Tomy&Co (Paris) : Tomy Gousset à l’état pur
Tomy Gousset, naguère encore, nous éblouissait à Pirouette, rue Mondétour. Il nous ravit maintenant dans le septième arrondissement, et la grande différence, c’est qu’il est chez lui, ce dont il rêvait depuis pas mal de temps. Il n’a pas choisi, pour s’installer, le quartier le moins challenging, comme disent nos amis du marketing : Tomy&Co a ouvert le 20 septembre rue Surcouf, petite artère du quartier du Gros-Caillou déjà riche en bons plans resto.
Les voisins, c’est Jaïs, dont j’ai déjà parlé ; David Toutain, Au Petit Tonneau et La Poule au Pot (au coin de la rue de l’Université). Vous me direz : « Il manque Le Petit Bordelais », mais c’est justement à son emplacement que Tomy s’est installé. Et ce n’est pas tout : à bâbord, c’est le nouveau Le Divellec période Mathieu Pacaud, Thoumieux et sa brasserie, sous la houlette de Sylvestre Wahid ; à tribord, Chez l’Ami Jean et Bellota-Bellota, sans oublier la constellation Christian Constant et le Bistrot Belhara un peu plus au nord. Ce formidable feng shui gastronomique est même un peu injuste pour d’autres quartiers, et c’est encore plus vrai depuis que Tomy est venu y accrocher ses casseroles.
Je ne m’attarderai pas sur les infos de base, déjà publiées sur Food&Sens.
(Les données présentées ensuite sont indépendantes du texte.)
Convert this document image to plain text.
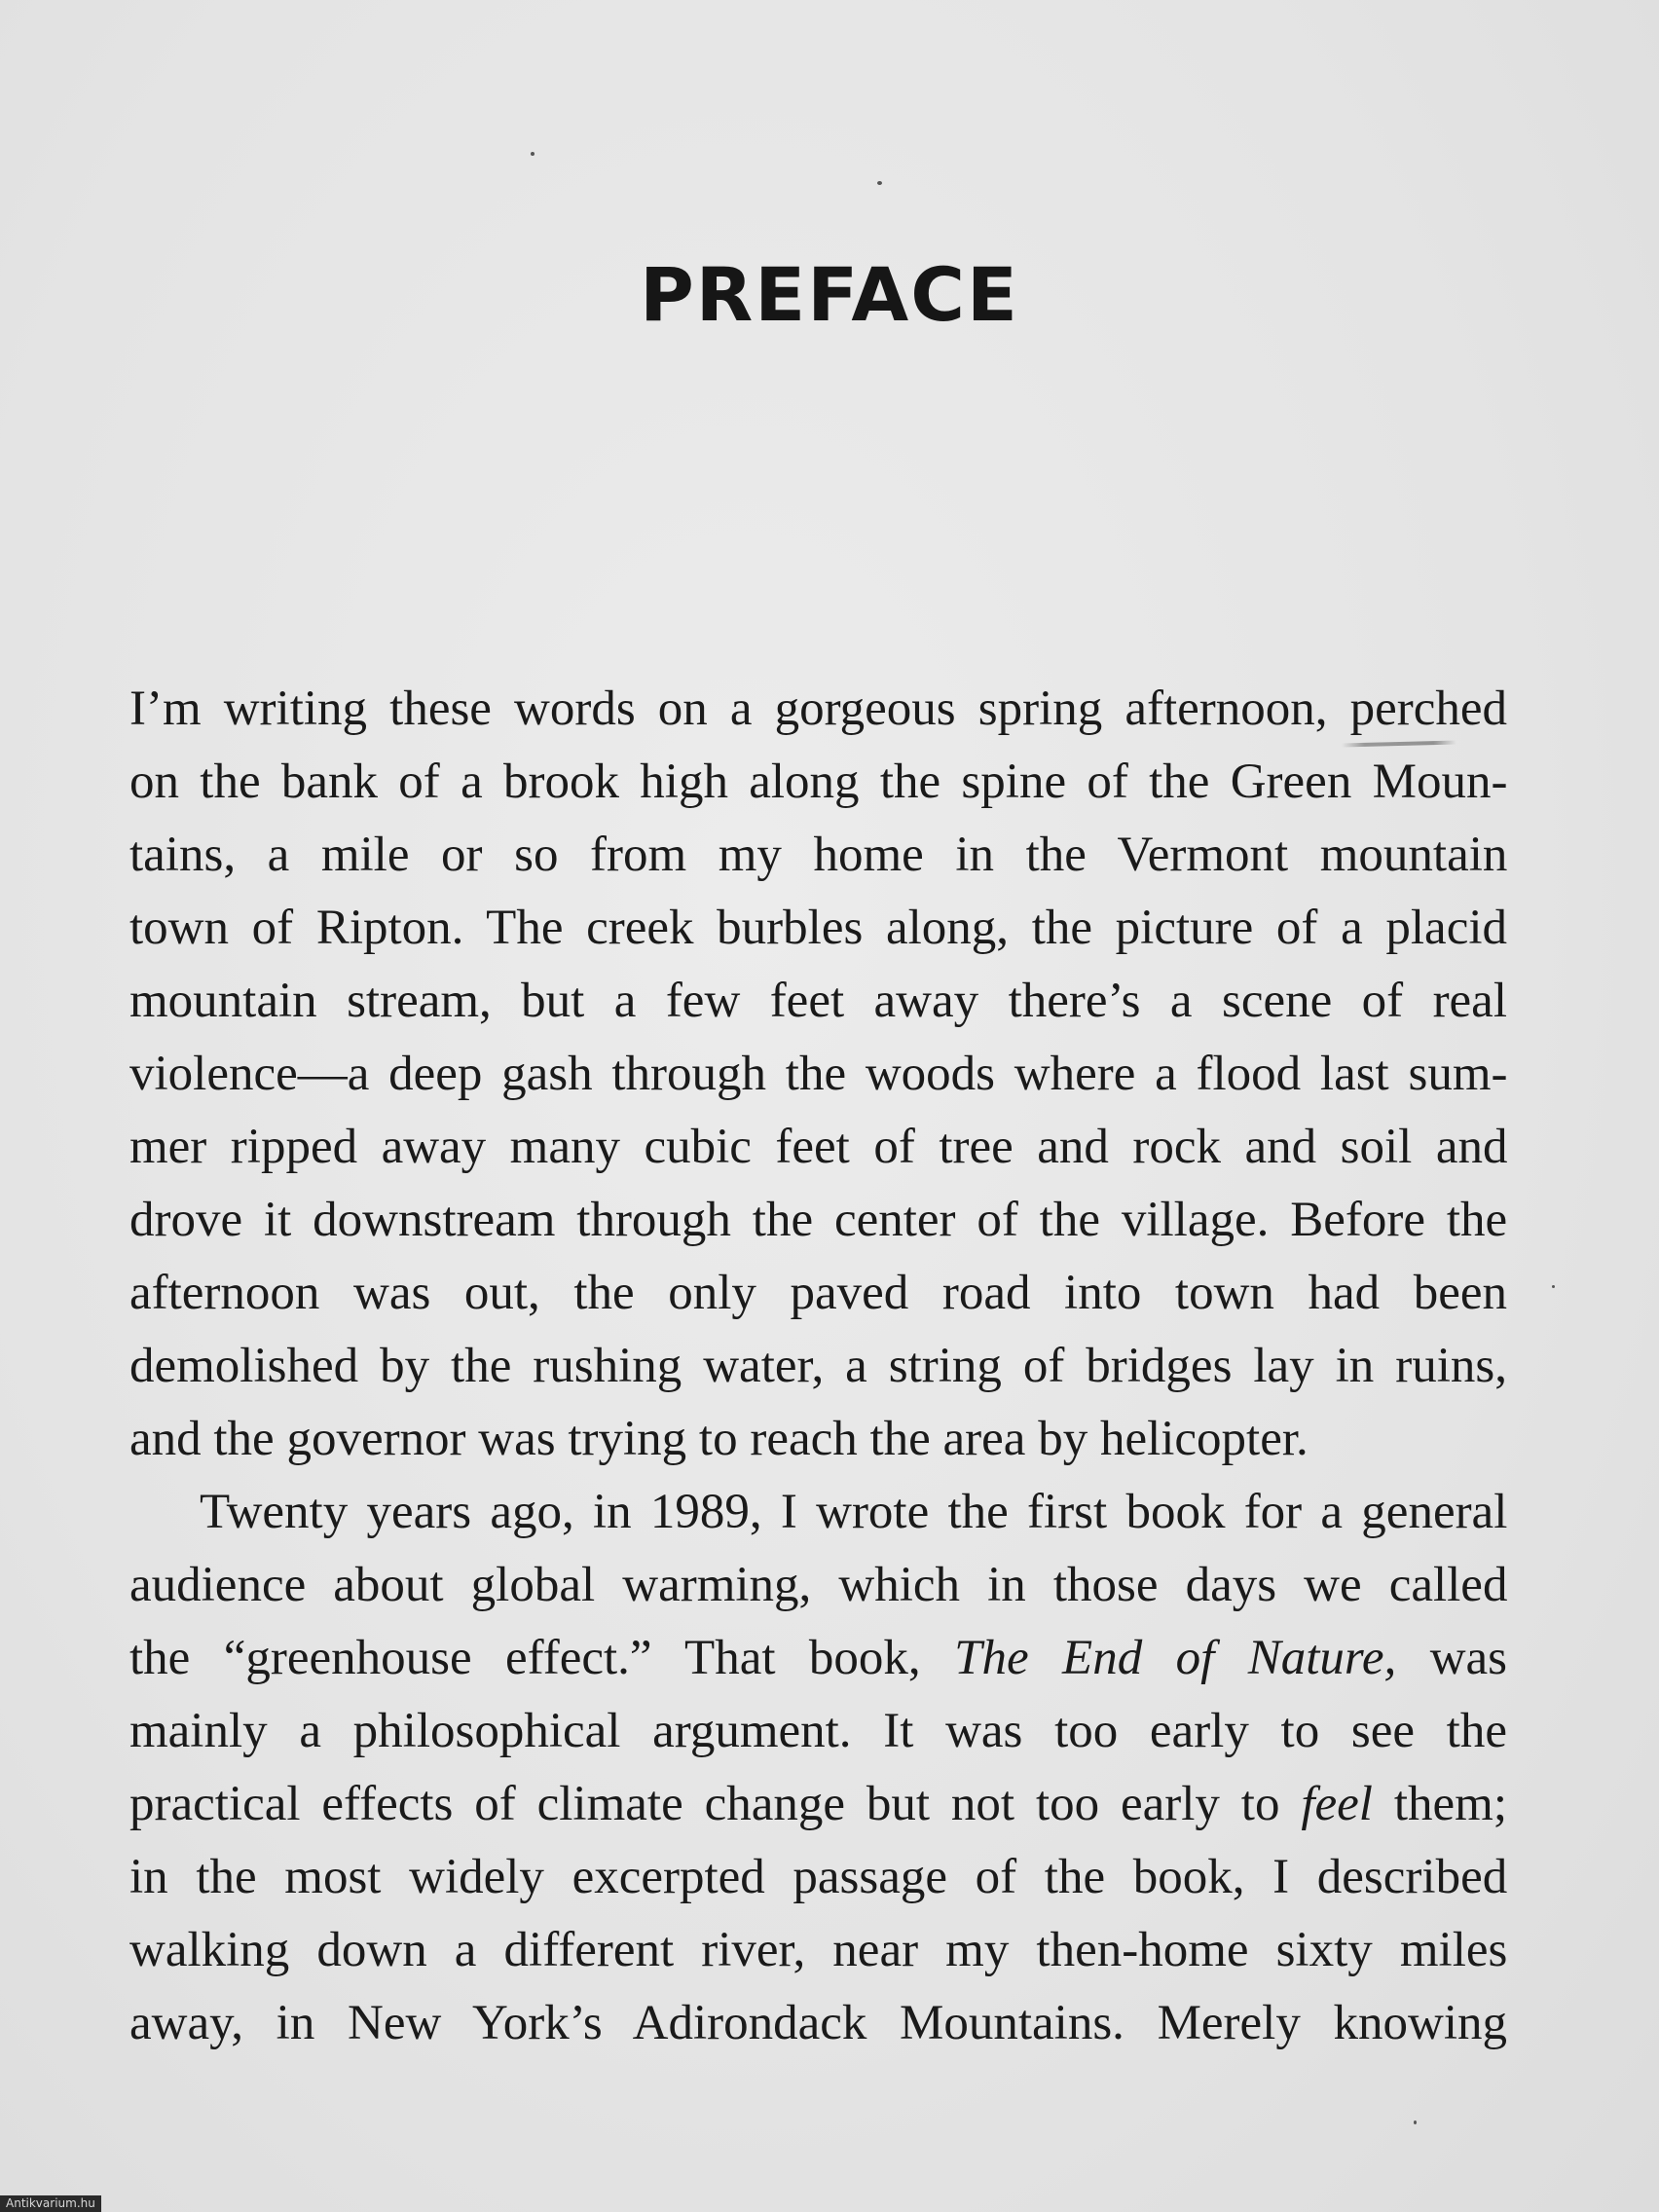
PREFACE
I’m writing these words on a gorgeous spring afternoon, perched
on the bank of a brook high along the spine of the Green Moun-
tains, a mile or so from my home in the Vermont mountain
town of Ripton. The creek burbles along, the picture of a placid
mountain stream, but a few feet away there’s a scene of real
violence—a deep gash through the woods where a flood last sum-
mer ripped away many cubic feet of tree and rock and soil and
drove it downstream through the center of the village. Before the
afternoon was out, the only paved road into town had been
demolished by the rushing water, a string of bridges lay in ruins,
and the governor was trying to reach the area by helicopter.
Twenty years ago, in 1989, I wrote the first book for a general
audience about global warming, which in those days we called
the “greenhouse effect.” That book, The End of Nature, was
mainly a philosophical argument. It was too early to see the
practical effects of climate change but not too early to feel them;
in the most widely excerpted passage of the book, I described
walking down a different river, near my then-home sixty miles
away, in New York’s Adirondack Mountains. Merely knowing
Antikvarium.hu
Ce qui est important, c’est que Tomy pratique ici sa cuisine nette et brillante, grandie à travers les étapes d’un parcours de haut niveau qui inclut le Warwick (rue de Berri), le Taillevent, le Meurice et deux ans chez Daniel Boulud à New York. « Je faisais trois cents couverts et trois services par soirée. » Formateur. Éprouvant ? Tomy a la carrure pour ça et toute la sérénité qu’il faut. Après ça, il peut tout faire. Il paraît un peu timide : sous la surface bouillonnent de gros trésors de gentillesse.
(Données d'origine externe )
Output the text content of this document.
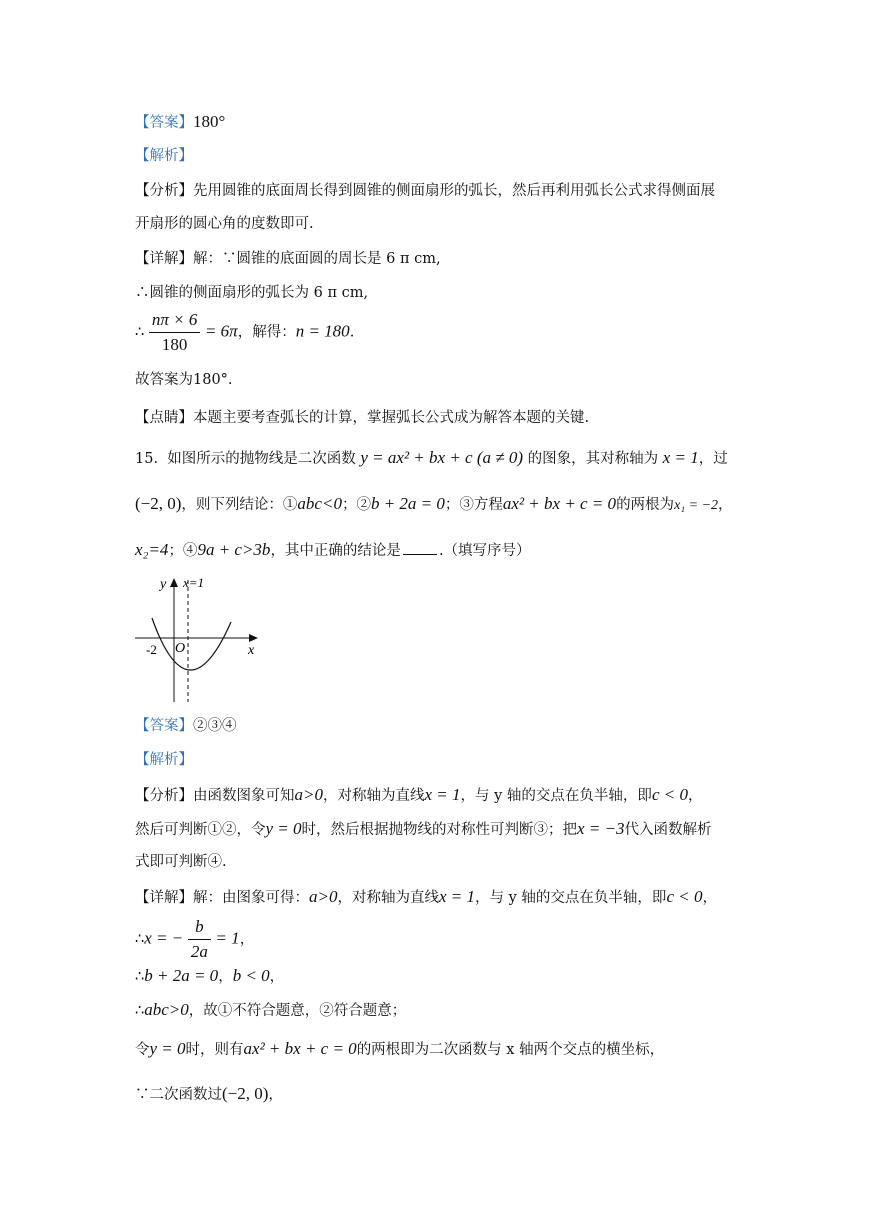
【答案】180°
【解析】
【分析】先用圆锥的底面周长得到圆锥的侧面扇形的弧长，然后再利用弧长公式求得侧面展
开扇形的圆心角的度数即可.
【详解】解：∵圆锥的底面圆的周长是 6 π cm,
∴圆锥的侧面扇形的弧长为 6 π cm,
∴ $\frac{n\pi \times 6}{180} = 6\pi$，解得：n = 180.
故答案为180°.
【点睛】本题主要考查弧长的计算，掌握弧长公式成为解答本题的关键.
15. 如图所示的抛物线是二次函数 y = ax² + bx + c (a ≠ 0) 的图象，其对称轴为 x = 1，过
(−2, 0)，则下列结论：①abc<0；②b + 2a = 0；③方程ax² + bx + c = 0的两根为x₁ = −2，
x₂=4；④9a + c>3b，其中正确的结论是	.（填写序号）
y x=1
O
-2	x
【答案】②③④
【解析】
【分析】由函数图象可知a>0，对称轴为直线x = 1，与 y 轴的交点在负半轴，即c < 0，
然后可判断①②，令y = 0时，然后根据抛物线的对称性可判断③；把x = −3代入函数解析
式即可判断④.
【详解】解：由图象可得：a>0，对称轴为直线x = 1，与 y 轴的交点在负半轴，即c < 0，
∴x = − $\frac{b}{2a} = 1$，
∴b + 2a = 0，b < 0，
∴abc>0，故①不符合题意，②符合题意；
令y = 0时，则有ax² + bx + c = 0的两根即为二次函数与 x 轴两个交点的横坐标，
∵二次函数过(−2, 0)，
Tomy a fait façon Tomy, c’est-à-dire pas comme tout le monde. En arrivant ici, il n’a pas tout cassé, n’a pas englouti des sommes pharaoniques dans une déco de tables en bois brut et de grosses ampoules suspendues à un fil. Il a gardé la façade et l’a juste repeinte en noir. L’intérieur, pareil : repeint en noir et olive, un peu aménagé, grosses perles lumineuses au plafond, et inscrite sur un mur la devise LIFE IS FOOD. L’inverse aurait été tout aussi vrai. Il est facile, aussi, de comprendre pourquoi l’endroit s’appelle Tomy&Co : c’est tout simplement parce que Tomy, en quittant Pirouette, a emporté son second Jérôme Favan et le reste de sa brigade sous le bras. Déjà, bien avant de faire le voyage, il l’avait annoncé : jamais sans eux. Et c’est ce qu’il a fait.
Bonnes surprises : la carte des vins, administrée par Micaël Morais, rappelle celle de Pirouette par la pertinence de ses choix et son éclectisme mesuré. Et ces vins au verre nullement réduits à la portion congrue : un excellent vin d’Italie, IGP Pavie blanc, et un pinot blanc d’Alsace Josmeyer bien doté de la fine note de grillé typique de son créateur.
Ces verres de blanc accompagnent nos entrées : la mienne, langue de bœuf en fine tartelette, gribiche de navet mariné, graines de moutarde est un bon exemple du talent de Tomy pour la modernisation des classiques. Une attention spéciale est portée à la texture douce et croquante du navet et à l’acidité. Le fond de tartelette résiste un peu, mais ça va s’arranger.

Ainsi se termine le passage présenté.